Fortescue has held some initial talks with regulators and doesn’t foresee complications on competition grounds, Chief Executive Officer Nev Power told reporters Tuesday on a conference call. The pact isn’t seen as a prelude to any takeover of Fortescue by Vale, he said.

 

Stake Purchase

Under the accord, Vale would take a stake in Fortescue of between 5 percent and 15 percent. No time frame has been set for the acquisition and the purchase would be at Vale’s discretion, Power told Bloomberg Television Tuesday in an interview. The two companies may also cooperate on future development of new mines, he said.
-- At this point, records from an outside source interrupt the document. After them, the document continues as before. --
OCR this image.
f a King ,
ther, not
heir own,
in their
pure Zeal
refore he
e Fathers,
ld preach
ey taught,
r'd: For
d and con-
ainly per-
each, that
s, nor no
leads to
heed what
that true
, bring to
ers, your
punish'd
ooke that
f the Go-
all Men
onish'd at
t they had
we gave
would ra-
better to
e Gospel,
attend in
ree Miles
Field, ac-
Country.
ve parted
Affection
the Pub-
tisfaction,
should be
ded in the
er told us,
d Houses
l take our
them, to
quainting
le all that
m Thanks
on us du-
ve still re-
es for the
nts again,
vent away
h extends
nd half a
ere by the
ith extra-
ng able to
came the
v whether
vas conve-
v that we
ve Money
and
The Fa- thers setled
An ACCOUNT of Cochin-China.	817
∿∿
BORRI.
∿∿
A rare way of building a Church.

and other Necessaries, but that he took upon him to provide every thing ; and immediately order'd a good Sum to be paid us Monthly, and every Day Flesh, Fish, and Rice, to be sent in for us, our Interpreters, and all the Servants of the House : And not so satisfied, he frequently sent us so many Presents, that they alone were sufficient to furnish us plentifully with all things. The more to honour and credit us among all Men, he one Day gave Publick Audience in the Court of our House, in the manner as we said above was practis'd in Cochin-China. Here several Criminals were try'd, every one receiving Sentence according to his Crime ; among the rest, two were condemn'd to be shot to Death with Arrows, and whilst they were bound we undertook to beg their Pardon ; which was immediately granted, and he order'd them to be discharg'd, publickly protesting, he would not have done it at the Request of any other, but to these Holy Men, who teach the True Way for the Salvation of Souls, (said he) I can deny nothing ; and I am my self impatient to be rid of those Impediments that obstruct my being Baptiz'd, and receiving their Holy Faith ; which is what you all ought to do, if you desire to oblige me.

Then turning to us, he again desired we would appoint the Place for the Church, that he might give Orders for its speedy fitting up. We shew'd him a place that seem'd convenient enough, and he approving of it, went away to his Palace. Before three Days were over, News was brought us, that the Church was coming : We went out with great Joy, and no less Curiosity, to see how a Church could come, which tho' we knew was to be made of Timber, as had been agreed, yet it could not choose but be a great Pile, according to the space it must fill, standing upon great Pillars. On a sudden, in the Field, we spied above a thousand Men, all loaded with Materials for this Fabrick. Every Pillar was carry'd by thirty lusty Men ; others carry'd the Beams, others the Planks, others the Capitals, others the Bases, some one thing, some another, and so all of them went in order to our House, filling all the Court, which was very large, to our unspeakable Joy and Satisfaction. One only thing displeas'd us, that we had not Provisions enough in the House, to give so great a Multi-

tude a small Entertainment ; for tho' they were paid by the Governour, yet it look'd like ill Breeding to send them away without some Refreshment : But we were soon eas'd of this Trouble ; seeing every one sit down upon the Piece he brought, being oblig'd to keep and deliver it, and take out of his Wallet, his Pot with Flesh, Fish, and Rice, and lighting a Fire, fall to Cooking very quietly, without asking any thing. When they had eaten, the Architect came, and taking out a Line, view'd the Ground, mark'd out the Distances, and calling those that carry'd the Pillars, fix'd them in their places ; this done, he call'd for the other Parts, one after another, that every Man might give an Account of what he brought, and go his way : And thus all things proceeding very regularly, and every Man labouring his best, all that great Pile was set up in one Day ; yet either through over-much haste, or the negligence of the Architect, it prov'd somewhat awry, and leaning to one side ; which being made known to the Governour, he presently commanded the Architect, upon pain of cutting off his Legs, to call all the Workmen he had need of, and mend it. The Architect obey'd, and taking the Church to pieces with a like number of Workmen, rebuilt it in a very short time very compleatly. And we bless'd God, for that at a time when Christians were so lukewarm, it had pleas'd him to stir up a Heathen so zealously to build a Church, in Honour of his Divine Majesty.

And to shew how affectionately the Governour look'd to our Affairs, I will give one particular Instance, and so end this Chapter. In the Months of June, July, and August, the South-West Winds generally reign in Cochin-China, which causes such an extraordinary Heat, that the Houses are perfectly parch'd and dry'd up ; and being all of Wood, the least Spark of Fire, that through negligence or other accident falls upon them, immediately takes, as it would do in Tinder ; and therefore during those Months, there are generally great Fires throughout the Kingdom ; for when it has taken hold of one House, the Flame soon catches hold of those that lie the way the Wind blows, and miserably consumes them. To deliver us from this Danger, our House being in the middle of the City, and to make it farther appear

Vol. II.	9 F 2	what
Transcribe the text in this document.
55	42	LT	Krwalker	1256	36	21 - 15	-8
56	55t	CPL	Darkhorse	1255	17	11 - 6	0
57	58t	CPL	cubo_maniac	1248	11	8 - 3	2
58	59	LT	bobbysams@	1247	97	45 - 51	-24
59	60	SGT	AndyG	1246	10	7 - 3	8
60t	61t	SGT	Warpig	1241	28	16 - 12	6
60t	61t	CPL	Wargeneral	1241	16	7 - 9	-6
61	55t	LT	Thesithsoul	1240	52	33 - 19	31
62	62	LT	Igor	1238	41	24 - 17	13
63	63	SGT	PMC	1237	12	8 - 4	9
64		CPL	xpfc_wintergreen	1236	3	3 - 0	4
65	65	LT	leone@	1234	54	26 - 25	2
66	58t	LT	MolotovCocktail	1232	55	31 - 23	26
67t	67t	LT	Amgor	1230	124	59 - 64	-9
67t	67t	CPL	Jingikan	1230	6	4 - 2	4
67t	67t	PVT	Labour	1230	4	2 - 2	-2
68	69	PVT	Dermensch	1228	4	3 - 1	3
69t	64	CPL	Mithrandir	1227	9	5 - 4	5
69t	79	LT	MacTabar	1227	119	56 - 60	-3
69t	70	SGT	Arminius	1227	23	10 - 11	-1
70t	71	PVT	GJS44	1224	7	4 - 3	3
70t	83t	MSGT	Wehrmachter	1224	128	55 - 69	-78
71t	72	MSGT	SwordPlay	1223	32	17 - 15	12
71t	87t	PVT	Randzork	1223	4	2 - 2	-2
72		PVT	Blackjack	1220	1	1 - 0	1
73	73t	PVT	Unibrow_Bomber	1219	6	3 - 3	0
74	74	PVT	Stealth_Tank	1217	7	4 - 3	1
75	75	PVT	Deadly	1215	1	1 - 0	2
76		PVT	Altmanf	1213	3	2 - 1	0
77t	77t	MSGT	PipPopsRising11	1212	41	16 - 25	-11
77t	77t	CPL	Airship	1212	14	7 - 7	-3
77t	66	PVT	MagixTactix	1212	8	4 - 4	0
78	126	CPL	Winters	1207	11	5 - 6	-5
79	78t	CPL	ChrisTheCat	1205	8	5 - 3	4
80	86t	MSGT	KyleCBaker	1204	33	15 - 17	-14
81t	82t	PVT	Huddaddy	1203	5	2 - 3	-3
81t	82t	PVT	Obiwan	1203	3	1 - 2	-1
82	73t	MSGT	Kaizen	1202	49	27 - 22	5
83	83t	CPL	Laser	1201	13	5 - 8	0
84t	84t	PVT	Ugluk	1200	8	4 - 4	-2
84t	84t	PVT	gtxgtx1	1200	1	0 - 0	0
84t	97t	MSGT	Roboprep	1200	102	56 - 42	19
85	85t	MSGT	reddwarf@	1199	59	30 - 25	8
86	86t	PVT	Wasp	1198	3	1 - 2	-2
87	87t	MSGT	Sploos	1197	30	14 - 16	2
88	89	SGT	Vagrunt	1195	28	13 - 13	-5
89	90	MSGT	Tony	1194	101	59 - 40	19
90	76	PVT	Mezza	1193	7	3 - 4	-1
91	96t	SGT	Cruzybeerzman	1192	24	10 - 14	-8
BHP doesn’t see the deal as “something we would expect to impact us directly,” the producer’s President of Operations, Minerals Australia, Mike Henry told reporters Tuesday on the sidelines of a conference in Perth. Rio Tinto declined to comment.

The deal would probably make it more complex for BHP or Rio to target any future acquisition of Fortescue, according to Wayne Gordon, executive director for commodities and forex at UBS Wealth Management, said by phone from Singapore.

Optimism over the willingness of Chinese policy makers to bolster economic growth pushed iron ore Monday to its biggest one day gain on records dating to 2009, surging 19 percent. The announcement from two key suppliers is likely to be interpreted as another welcome signal for prices, according to Randal Jenneke, head of Australian equities at T. Rowe Price Group Inc.

“The No. 1 and No. 4 players starting to work together can only be a positive,” Jenneke said by phone. “If there’s blending of tonnages between the two, where they can extract more value, that may put more supply discipline on to them and therefore into the market place.”

Cooperation between the two producers is aimed at developing “new platforms for future mine development and offering a new world-class alternative product to the Chinese steel industry,” Peter Poppinga, Vale’s executive director for ferrous minerals, said in a statement “We are looking more than 10 years ahead.”

While Vale and Fortescue are targeting China’s mills, they are likely also positioning to compete in other markets, according to SRK’s Araujo. “Medium grade ore like this can go to Japan, to South Korea,” he said. “They may even consider the market in India, depending on how the iron ore industry develops there.”